Kenyamanan ruang cukup terjaga karena elemen rumah dirancang secara cerdik menggunakan prinsip arsitektur tropis. Di tempat-tempat yang diinginkan, bilah dinding papan bisa diganti jerajak untuk menciptakan bukaan. Di ruang duduk lantai di sepanjang dinding umumnya sengaja ditinggikan dan sebuah bangku diletakkan menempel sepanjang dinding. Dari bangku ini penghuni memandang bebas ke arah luar. Dinding miring memungkinkan privasi karena seluruh kegiatan di balik rumah tidak tampak dari luar walaupun jerajak dibiarkan terbuka sepanjang hari. Bukaan dengan posisi miring mampu mengatasi tempias air hujan. Ukurannya cukup lebar sehingga udara dan cahaya alam bebas menerobos masuk ke dalam rumah. Di ruang duduk dan dapur, salah satu bagian atap dapat berfungsi sebagai sky light, cukup dengan cara mendorongnya ke arah luar lalu menopangnya dengan tongkat dari dalam.

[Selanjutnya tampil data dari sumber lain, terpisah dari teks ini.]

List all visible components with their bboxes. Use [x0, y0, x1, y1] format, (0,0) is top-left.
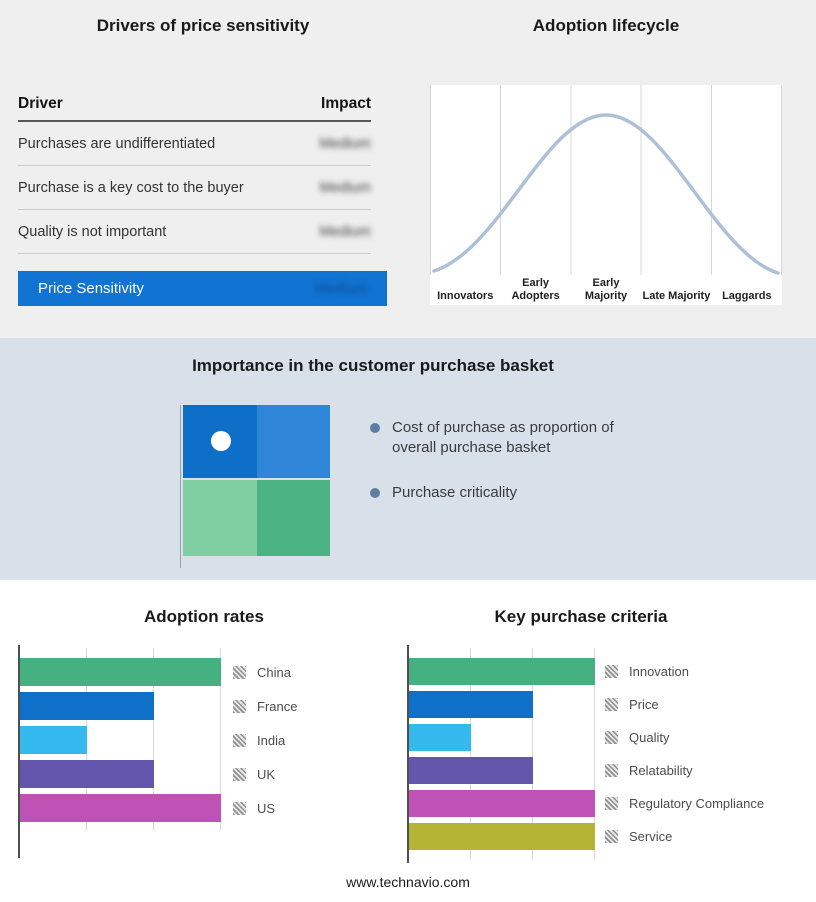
- legend-item: Regulatory Compliance: [605, 790, 764, 817]
- key-purchase-criteria-title: Key purchase criteria: [494, 607, 668, 626]
- bar-france: [20, 692, 154, 720]
- legend-item: UK: [233, 760, 297, 788]
- legend-hatch-icon: [605, 797, 618, 810]
- legend-hatch-icon: [605, 731, 618, 744]
- quadrant-cell-bottom-right: [257, 480, 330, 556]
- drivers-table: Driver Impact Purchases are undifferenti…: [18, 88, 371, 254]
- legend-hatch-icon: [605, 698, 618, 711]
- quadrant-cell-bottom-left: [183, 480, 257, 556]
- legend-item: Relatability: [605, 757, 764, 784]
- lifecycle-panel-title: Adoption lifecycle: [532, 16, 680, 35]
- legend-label: France: [257, 698, 298, 714]
- stage-labels: Innovators Early Adopters Early Majority…: [430, 277, 782, 303]
- driver-row: Quality is not important Medium: [18, 210, 371, 254]
- impact-value-blurred: Medium: [319, 223, 371, 240]
- key-purchase-criteria-legend: Innovation Price Quality Relatability Re…: [605, 658, 764, 856]
- legend-label: Relatability: [629, 763, 693, 778]
- legend-label: China: [257, 664, 291, 680]
- purchase-basket-quadrant: [183, 405, 330, 556]
- legend-label: Innovation: [629, 664, 689, 679]
- bar-group: [409, 658, 595, 850]
- drivers-table-header: Driver Impact: [18, 88, 371, 122]
- driver-label: Purchases are undifferentiated: [18, 135, 216, 152]
- legend-label: UK: [257, 766, 276, 782]
- bullet-item: Cost of purchase as proportion of overal…: [370, 418, 652, 459]
- lifecycle-chart: Innovators Early Adopters Early Majority…: [430, 85, 782, 305]
- legend-label: Regulatory Compliance: [629, 796, 765, 811]
- legend-item: India: [233, 726, 297, 754]
- bar-india: [20, 726, 87, 754]
- bullet-icon: [370, 423, 380, 433]
- stage-label-innovators: Innovators: [437, 290, 494, 303]
- legend-item: Price: [605, 691, 764, 718]
- driver-label: Quality is not important: [18, 223, 167, 240]
- bar-innovation: [409, 658, 595, 685]
- bar-relatability: [409, 757, 533, 784]
- legend-hatch-icon: [605, 665, 618, 678]
- legend-hatch-icon: [233, 733, 246, 747]
- stage-label-late-majority: Late Majority: [642, 290, 711, 303]
- legend-hatch-icon: [233, 767, 246, 781]
- bar-uk: [20, 760, 154, 788]
- impact-value-blurred: Medium: [314, 280, 368, 297]
- legend-item: France: [233, 692, 297, 720]
- legend-item: US: [233, 794, 297, 822]
- middle-section: Importance in the customer purchase bask…: [0, 338, 816, 580]
- bar-regulatory-compliance: [409, 790, 595, 817]
- legend-hatch-icon: [233, 801, 246, 815]
- drivers-panel-title: Drivers of price sensitivity: [96, 16, 310, 35]
- driver-row: Purchases are undifferentiated Medium: [18, 122, 371, 166]
- driver-column-header: Driver: [18, 95, 63, 112]
- purchase-basket-title: Importance in the customer purchase bask…: [192, 356, 554, 375]
- adoption-rates-plot: [20, 648, 222, 830]
- driver-label: Purchase is a key cost to the buyer: [18, 179, 244, 196]
- key-purchase-criteria-plot: [409, 648, 596, 859]
- legend-item: Innovation: [605, 658, 764, 685]
- bar-us: [20, 794, 221, 822]
- bullet-text: Purchase criticality: [392, 483, 518, 501]
- legend-label: Service: [629, 829, 673, 844]
- impact-value-blurred: Medium: [319, 179, 371, 196]
- website-url: www.technavio.com: [346, 874, 470, 890]
- adoption-curve: [432, 113, 780, 275]
- adoption-rates-title: Adoption rates: [144, 607, 264, 626]
- legend-item: Quality: [605, 724, 764, 751]
- marker-dot: [211, 431, 231, 451]
- quadrant-axis-line: [180, 405, 181, 568]
- legend-hatch-icon: [605, 830, 618, 843]
- legend-hatch-icon: [233, 699, 246, 713]
- legend-hatch-icon: [605, 764, 618, 777]
- bar-group: [20, 658, 221, 822]
- bar-service: [409, 823, 595, 850]
- legend-label: Quality: [629, 730, 670, 745]
- y-axis-line: [407, 645, 409, 863]
- bullet-text: Cost of purchase as proportion of overal…: [392, 419, 614, 457]
- legend-hatch-icon: [233, 665, 246, 679]
- driver-row: Purchase is a key cost to the buyer Medi…: [18, 166, 371, 210]
- bullet-icon: [370, 487, 380, 498]
- bar-price: [409, 691, 533, 718]
- y-axis-line: [18, 645, 20, 858]
- impact-column-header: Impact: [321, 95, 371, 112]
- stage-label-early-adopters: Early Adopters: [511, 277, 560, 303]
- purchase-basket-bullets: Cost of purchase as proportion of overal…: [370, 418, 652, 527]
- stage-label-laggards: Laggards: [722, 290, 772, 303]
- bullet-item: Purchase criticality: [370, 483, 652, 503]
- legend-label: India: [257, 732, 286, 748]
- price-sensitivity-label: Price Sensitivity: [38, 280, 144, 297]
- legend-item: China: [233, 658, 297, 686]
- stage-label-early-majority: Early Majority: [584, 277, 628, 303]
- adoption-rates-legend: China France India UK US: [233, 658, 297, 828]
- price-sensitivity-row: Price Sensitivity Medium: [18, 271, 387, 306]
- legend-item: Service: [605, 823, 764, 850]
- bar-china: [20, 658, 221, 686]
- impact-value-blurred: Medium: [319, 135, 371, 152]
- bar-quality: [409, 724, 471, 751]
- legend-label: US: [257, 800, 276, 816]
- legend-label: Price: [629, 697, 659, 712]
- bottom-section: Adoption rates Key purchase criteria Chi…: [0, 580, 816, 902]
- top-section: Drivers of price sensitivity Adoption li…: [0, 0, 816, 338]
- quadrant-cell-top-right: [257, 405, 330, 478]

Bentuk oval membuat rumah-rumah berdiri bebas satu sama lain. Di Sihare’o Siwahili, beberapa rumah terletak berderet dengan bubungan menghadap ke arah jalan. Di beberapa tempat, sebuah rumah tampak sendirian berdiri anggun di atas bukit dikelilingi oleh hijau pepohonan. Walaupun secara prinsip bentuknya sama, variasi rumah akan terlihat dari proporsi keseluruhannya. Misalnya ada rumah yang memiliki atap lebih tinggi atau lebih curam, sementara yang lain memiliki ukuran lebih besar. Ada juga rumah dengan lengkungan elips nyaris sempurna dibandingkan dengan rumah lainnya.

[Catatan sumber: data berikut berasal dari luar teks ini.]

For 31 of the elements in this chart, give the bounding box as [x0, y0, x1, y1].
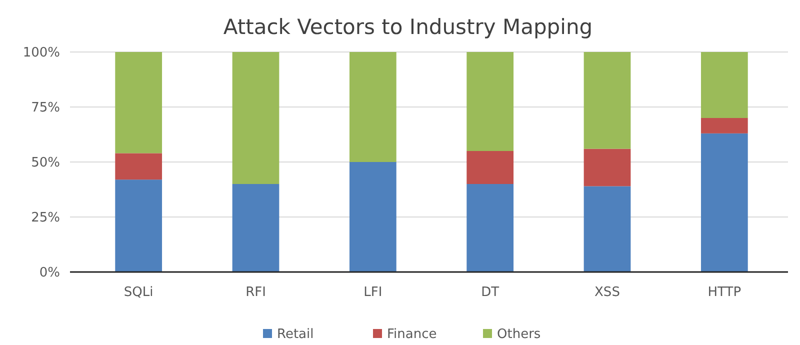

Rumah di Nias adalah potret tradisi nenek moyang suku Nias yang secara rasional menyiasati ancaman sekaligus potensi alam dalam membina bangunan. Hasilnya, sikap pengekangan diri yang melebur dengan keberanian berekspresi. Titik berat rancangan adalah memenuhi kebutuhan bertinggal, tetapi nilai estetika justru lahir dari logika bahan serta konstruksi dan geometri yang sederhana, jujur, dan tidak rumit.

Walaupun rumah oval di Nias Utara terbukti tahan gempa, mungkin mereka tak akan mampu bertahan dari terjangan tsunami. Para arsiteknya tentu sangat menyadari kekerdilan mereka sebagai manusia. Besar kemungkinan, inilah yang menjadi salah satu alasan mengapa mereka memilih daerah perbukitan sebagai lokasi meletakkanrumah ovalmereka.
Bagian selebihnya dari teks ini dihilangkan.